Commissioner for Forestry of Ogun State
- Incumbent
- Assumed office 2019
- Governor: Dapo Abiodun

Personal details
- Born: 25 October 1973 (age 52)
- Alma mater: University of Lagos, Yaba College of Technology, Ladoke Akintola University of Technology
- Occupation: Engineer, public administrator, politician

= Oludotun Taiwo =

Nigerian engineer and politician

Oludotun Taiwo (born 25 October 1973) is a Nigerian engineer, public administrator, and politician. He represents Abeokuta North in Ogun State and has served as the Commissioner for Forestry since 2019, retaining the position following his re‑appointment in 2023.

== Early life and education ==
Taiwo was born in Lagos State on 25 October 1973 and is a native of the Owu Kingdom in Abeokuta North, Ogun State. He attended Catholic Comprehensive Secondary School, Ibara, Abeokuta, for his secondary education. He later obtained a National Diploma in Electrical/Electronics Engineering from Ogun State Polytechnic, Ojere, and a Higher National Diploma in Electrical Power Engineering from Yaba College of Technology.
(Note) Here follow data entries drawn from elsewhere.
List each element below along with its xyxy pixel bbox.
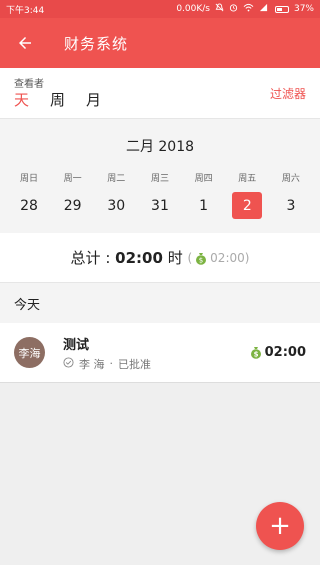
entry-amount-value: 02:00 (264, 345, 306, 360)
paren-open: ( (187, 250, 193, 265)
date-cell[interactable]: 1 (189, 192, 219, 219)
weekday-mon: 周一 (63, 174, 82, 184)
wifi-icon (243, 3, 254, 15)
paren-close: ) (244, 250, 250, 265)
date-cell[interactable]: 31 (145, 192, 175, 219)
weekday-sat: 周六 (281, 174, 300, 184)
tab-week[interactable]: 周 (50, 89, 65, 110)
network-speed: 0.00K/s (176, 4, 210, 14)
battery-level: 37% (293, 4, 314, 14)
alarm-icon (229, 3, 238, 15)
view-selector: 查看者 天 周 月 过滤器 (0, 68, 320, 118)
date-row: 28 29 30 31 1 2 3 (14, 192, 306, 219)
date-cell-selected[interactable]: 2 (232, 192, 263, 219)
calendar-month-label: 二月 2018 (125, 139, 195, 155)
weekday-sun: 周日 (19, 174, 38, 184)
app-bar: 财务系统 (0, 18, 320, 68)
weekday-fri: 周五 (238, 174, 257, 184)
check-circle-icon (63, 356, 74, 371)
entry-info: 测试 李 海 · 已批准 (63, 334, 247, 372)
weekday-tue: 周二 (107, 174, 126, 184)
meta-separator: · (109, 357, 114, 370)
status-bar: 下午3:44 0.00K/s 37% (0, 0, 320, 18)
weekday-row: 周日 周一 周二 周三 周四 周五 周六 (14, 171, 306, 184)
entry-user: 李 海 (79, 357, 105, 371)
add-entry-button[interactable]: + (256, 502, 304, 550)
weekday-wed: 周三 (150, 174, 169, 184)
date-cell[interactable]: 29 (58, 192, 88, 219)
arrow-left-icon (19, 37, 31, 49)
status-time: 下午3:44 (6, 5, 45, 16)
back-button[interactable] (14, 32, 36, 54)
view-tabs: 天 周 月 (14, 89, 101, 110)
svg-text:$: $ (199, 257, 203, 265)
tab-month[interactable]: 月 (86, 89, 101, 110)
list-item[interactable]: 李海 测试 李 海 · 已批准 $ 02:00 (0, 323, 320, 383)
signal-icon (259, 3, 268, 15)
date-cell[interactable]: 3 (276, 192, 306, 219)
entry-amount: $ 02:00 (247, 345, 306, 360)
avatar: 李海 (14, 337, 45, 368)
battery-icon (274, 5, 289, 13)
money-bag-icon: $ (250, 346, 262, 359)
svg-text:$: $ (253, 351, 258, 359)
tab-day[interactable]: 天 (14, 89, 29, 110)
app-title: 财务系统 (64, 34, 129, 53)
total-unit: 时 (167, 249, 183, 267)
status-icons: 0.00K/s 37% (176, 3, 314, 15)
entry-status: 已批准 (118, 357, 151, 371)
money-bag-icon: $ (195, 251, 207, 265)
calendar-week: 二月 2018 周日 周一 周二 周三 周四 周五 周六 28 29 30 31… (0, 118, 320, 233)
bell-off-icon (215, 3, 224, 15)
entry-title: 测试 (63, 337, 90, 353)
total-time: 02:00 (115, 248, 163, 267)
total-summary: 总计 : 02:00 时 ( $ 02:00 ) (0, 233, 320, 283)
filter-button[interactable]: 过滤器 (270, 85, 306, 102)
section-header-today: 今天 (0, 283, 320, 323)
plus-icon: + (269, 511, 291, 541)
weekday-thu: 周四 (194, 174, 213, 184)
billable-time: 02:00 (210, 250, 245, 265)
date-cell[interactable]: 28 (14, 192, 44, 219)
total-prefix: 总计 : (70, 249, 111, 267)
entry-meta: 李 海 · 已批准 (63, 356, 247, 372)
date-cell[interactable]: 30 (101, 192, 131, 219)
view-selector-label: 查看者 (14, 79, 44, 90)
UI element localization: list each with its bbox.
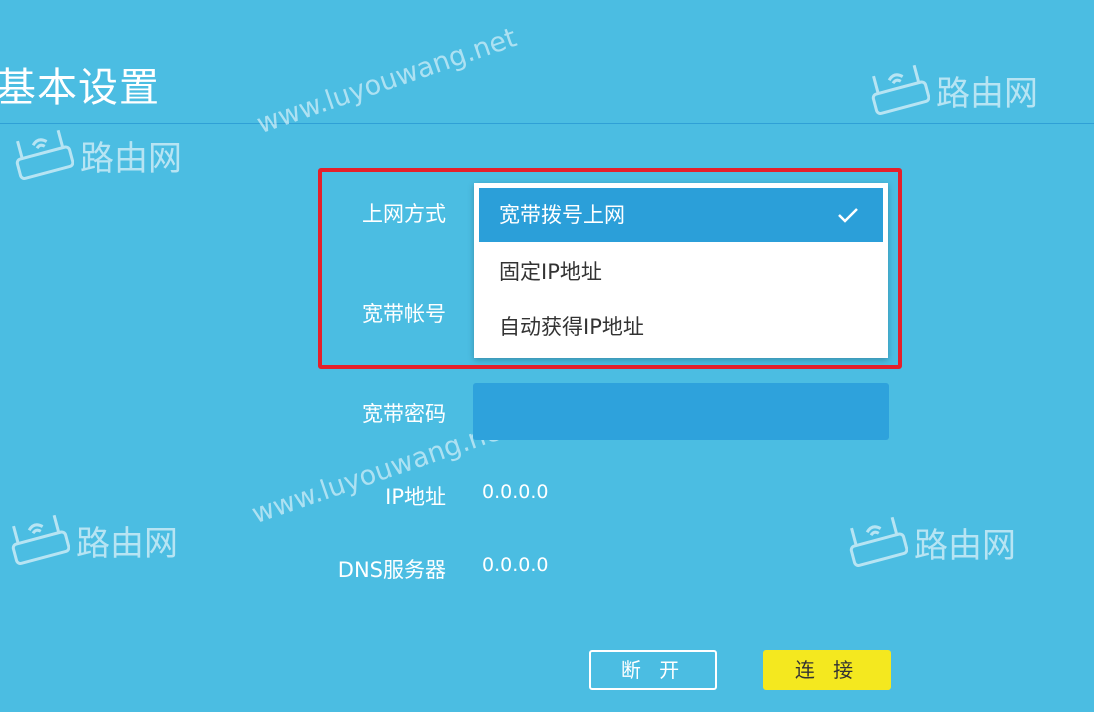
ip-label: IP地址 [385, 485, 446, 509]
watermark-logo: 路由网 [8, 510, 178, 570]
router-icon [11, 514, 70, 565]
watermark-logo-text: 路由网 [936, 73, 1038, 114]
watermark-logo-text: 路由网 [80, 138, 182, 179]
router-icon [849, 516, 908, 567]
connect-button[interactable]: 连 接 [763, 650, 891, 690]
dns-label: DNS服务器 [337, 558, 446, 582]
password-input[interactable] [473, 383, 889, 440]
router-icon [871, 64, 930, 115]
watermark-logo-text: 路由网 [76, 523, 178, 564]
page-title: 基本设置 [0, 65, 160, 111]
title-divider [0, 123, 1094, 124]
dns-value: 0.0.0.0 [482, 554, 549, 576]
password-label: 宽带密码 [362, 402, 446, 426]
watermark-logo: 路由网 [846, 512, 1016, 572]
disconnect-button[interactable]: 断 开 [589, 650, 717, 690]
highlight-box [318, 168, 902, 369]
ip-value: 0.0.0.0 [482, 481, 549, 503]
watermark-logo: 路由网 [868, 60, 1038, 120]
router-icon [15, 129, 74, 180]
watermark-logo-text: 路由网 [914, 525, 1016, 566]
watermark-logo: 路由网 [12, 125, 182, 185]
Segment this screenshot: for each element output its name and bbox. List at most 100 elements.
He pursued a Post‑Graduate Diploma in Electrical Power Engineering at Ladoke Akintola University of Technology.

== Career ==
Taiwo undertook his industrial training with Debo Industry, Oshodi, Lagos, between 1997 and 1998. He later joined Unistar Hi‑Tech Systems Ltd., Lagos, where he worked from 2004 until 2015, serving as General Manager.

In 2019, Governor Dapo Abiodun nominated him for a commissioner role, and he was confirmed as Commissioner for Forestry by the Ogun State House of Assembly. He was re‑appointed to the same office in 2023 during the governor's second term.